From the classrooms to the bayous

Lester Duhe

web1Marcus Kondkar

Professor Marcus Kondkar is the chair of the sociology department at Loyola, but his other passion includes giving swamp tours on the weekends.

Originally from England, Kondkar moved to the United States at the age of 18 to attend college. He moved to New Orleans in 2000 to teach at Loyola.

Kondkar said he takes full advantage of events happening in New Orleans every weekend, whether he’s taking his motorcycle out to different Louisiana towns, attending festivals in the city, hanging out with his seven-year-old daughter or even canoeing in Bayou St. John.

But on weekends, Professor Kondkar gives swamp tours alongside a friend.

Kondkar is the tour guide for Marshall’s Lost Land Tours, which he said aims to promote the serious “land-loss problem” happening in Louisiana’s coastal wetlands. He said he does environmental touring usually for people who travel here from out of state.

“The tours give the people a more educated sense of what’s going on here,” Kondkar said.

Kondkar takes tour guests into some of the most beautiful cypress swamps.
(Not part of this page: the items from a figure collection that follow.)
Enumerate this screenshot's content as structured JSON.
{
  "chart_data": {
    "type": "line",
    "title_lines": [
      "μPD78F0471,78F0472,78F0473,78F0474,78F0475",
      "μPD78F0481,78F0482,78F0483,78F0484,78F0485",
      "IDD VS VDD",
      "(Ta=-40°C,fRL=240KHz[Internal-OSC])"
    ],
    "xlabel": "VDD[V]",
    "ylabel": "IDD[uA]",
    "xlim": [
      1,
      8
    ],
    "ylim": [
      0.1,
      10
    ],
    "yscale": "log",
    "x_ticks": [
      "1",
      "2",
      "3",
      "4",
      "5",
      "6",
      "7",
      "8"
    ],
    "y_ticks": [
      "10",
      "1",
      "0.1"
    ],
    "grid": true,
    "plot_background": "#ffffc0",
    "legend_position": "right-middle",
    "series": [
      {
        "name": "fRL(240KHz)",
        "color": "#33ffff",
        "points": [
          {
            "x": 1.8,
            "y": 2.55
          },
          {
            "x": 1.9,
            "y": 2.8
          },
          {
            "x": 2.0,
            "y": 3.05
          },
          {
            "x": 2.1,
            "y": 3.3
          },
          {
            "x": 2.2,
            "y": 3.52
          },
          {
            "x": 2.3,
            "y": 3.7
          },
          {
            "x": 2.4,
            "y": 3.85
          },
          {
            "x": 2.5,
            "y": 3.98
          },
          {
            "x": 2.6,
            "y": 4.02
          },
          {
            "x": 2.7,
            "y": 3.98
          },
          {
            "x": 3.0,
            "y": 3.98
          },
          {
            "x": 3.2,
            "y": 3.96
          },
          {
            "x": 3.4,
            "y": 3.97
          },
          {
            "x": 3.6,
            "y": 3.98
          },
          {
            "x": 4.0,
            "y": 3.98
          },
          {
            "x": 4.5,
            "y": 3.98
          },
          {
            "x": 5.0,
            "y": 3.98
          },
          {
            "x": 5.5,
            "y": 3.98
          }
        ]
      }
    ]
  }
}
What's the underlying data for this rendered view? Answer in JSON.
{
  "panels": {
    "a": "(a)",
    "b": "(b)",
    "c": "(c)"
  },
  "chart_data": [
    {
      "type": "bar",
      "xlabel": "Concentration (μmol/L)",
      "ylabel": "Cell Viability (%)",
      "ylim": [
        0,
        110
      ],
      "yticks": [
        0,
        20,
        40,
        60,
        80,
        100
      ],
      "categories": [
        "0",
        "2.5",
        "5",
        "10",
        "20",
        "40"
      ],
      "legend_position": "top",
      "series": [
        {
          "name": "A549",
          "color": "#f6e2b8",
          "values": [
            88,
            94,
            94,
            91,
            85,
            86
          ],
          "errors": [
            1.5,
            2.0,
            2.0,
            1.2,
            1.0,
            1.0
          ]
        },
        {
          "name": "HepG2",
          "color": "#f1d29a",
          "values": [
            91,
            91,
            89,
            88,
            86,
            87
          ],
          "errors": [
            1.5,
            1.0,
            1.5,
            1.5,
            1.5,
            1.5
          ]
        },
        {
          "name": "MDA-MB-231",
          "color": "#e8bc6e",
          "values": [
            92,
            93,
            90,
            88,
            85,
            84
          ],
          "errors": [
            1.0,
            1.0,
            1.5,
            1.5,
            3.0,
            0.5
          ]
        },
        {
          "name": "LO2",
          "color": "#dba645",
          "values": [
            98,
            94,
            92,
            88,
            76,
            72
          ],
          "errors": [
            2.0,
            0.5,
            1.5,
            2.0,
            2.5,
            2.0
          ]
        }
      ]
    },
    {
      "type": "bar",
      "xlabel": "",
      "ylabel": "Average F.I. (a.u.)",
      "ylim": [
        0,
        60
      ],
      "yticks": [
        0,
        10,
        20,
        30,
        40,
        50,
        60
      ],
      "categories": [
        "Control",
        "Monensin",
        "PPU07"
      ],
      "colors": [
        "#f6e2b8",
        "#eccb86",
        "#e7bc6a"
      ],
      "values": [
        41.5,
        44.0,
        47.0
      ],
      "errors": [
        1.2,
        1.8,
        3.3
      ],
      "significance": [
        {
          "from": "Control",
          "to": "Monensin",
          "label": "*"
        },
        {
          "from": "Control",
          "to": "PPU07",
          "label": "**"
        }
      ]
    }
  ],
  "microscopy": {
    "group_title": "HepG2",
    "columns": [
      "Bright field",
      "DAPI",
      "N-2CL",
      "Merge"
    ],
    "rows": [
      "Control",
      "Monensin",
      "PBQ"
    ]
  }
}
He does not speak much on the tour because he wants the focus to be on the swamps.

 “It’s about how incredibly beautiful it is and realizing the value of preserving the swamps,” he said.

 The tours usually last anywhere between four to six hours, giving tourists the opportunity to experience all that the swamp has to offer.

Kondkar, along with Bob Marshall and his wife, said that once people see firsthand that the swamps are threatened, more legislature will come about.

Kondkar said he finds the tours to be quite therapeutic, and although he has been offered money to perform the tours numerous times, he refuses to accept any kind of compensation.

One time, Kondkar recalls having a snake fall from a tree into a tourist’s kayak. The tourist, without question or hesitation, picked the snake up and threw it out the boat.

Another of Kondkar’s favorite experiences occurred when he was taking a family from New Jersey out to see the bayou. A beautiful brown owl was spotted. It flew right over their kayaks, and a feather fell directly into their boats.

The last trip he embarked on was taking incoming Tulane students to Bayou St. John to canoe, as a part of their orientation.

While spring and fall are their busy seasons, Kondkar said things usually are very slow at Lost Land Tours, because it is “not a constant thing.” Tours only occur when there is high interest and when people want to learn more about the wetlands.

He would love to start going on night trips into the bayou, and hinted that the company might expand the regular tours to the Gulf so tourists would be able to see dolphins.

Kondkar said he sees his hobby as a type of community service and a very important part to our culture in Louisiana.

 “It’s a great excuse to get out into the bayou,” Kondkar said.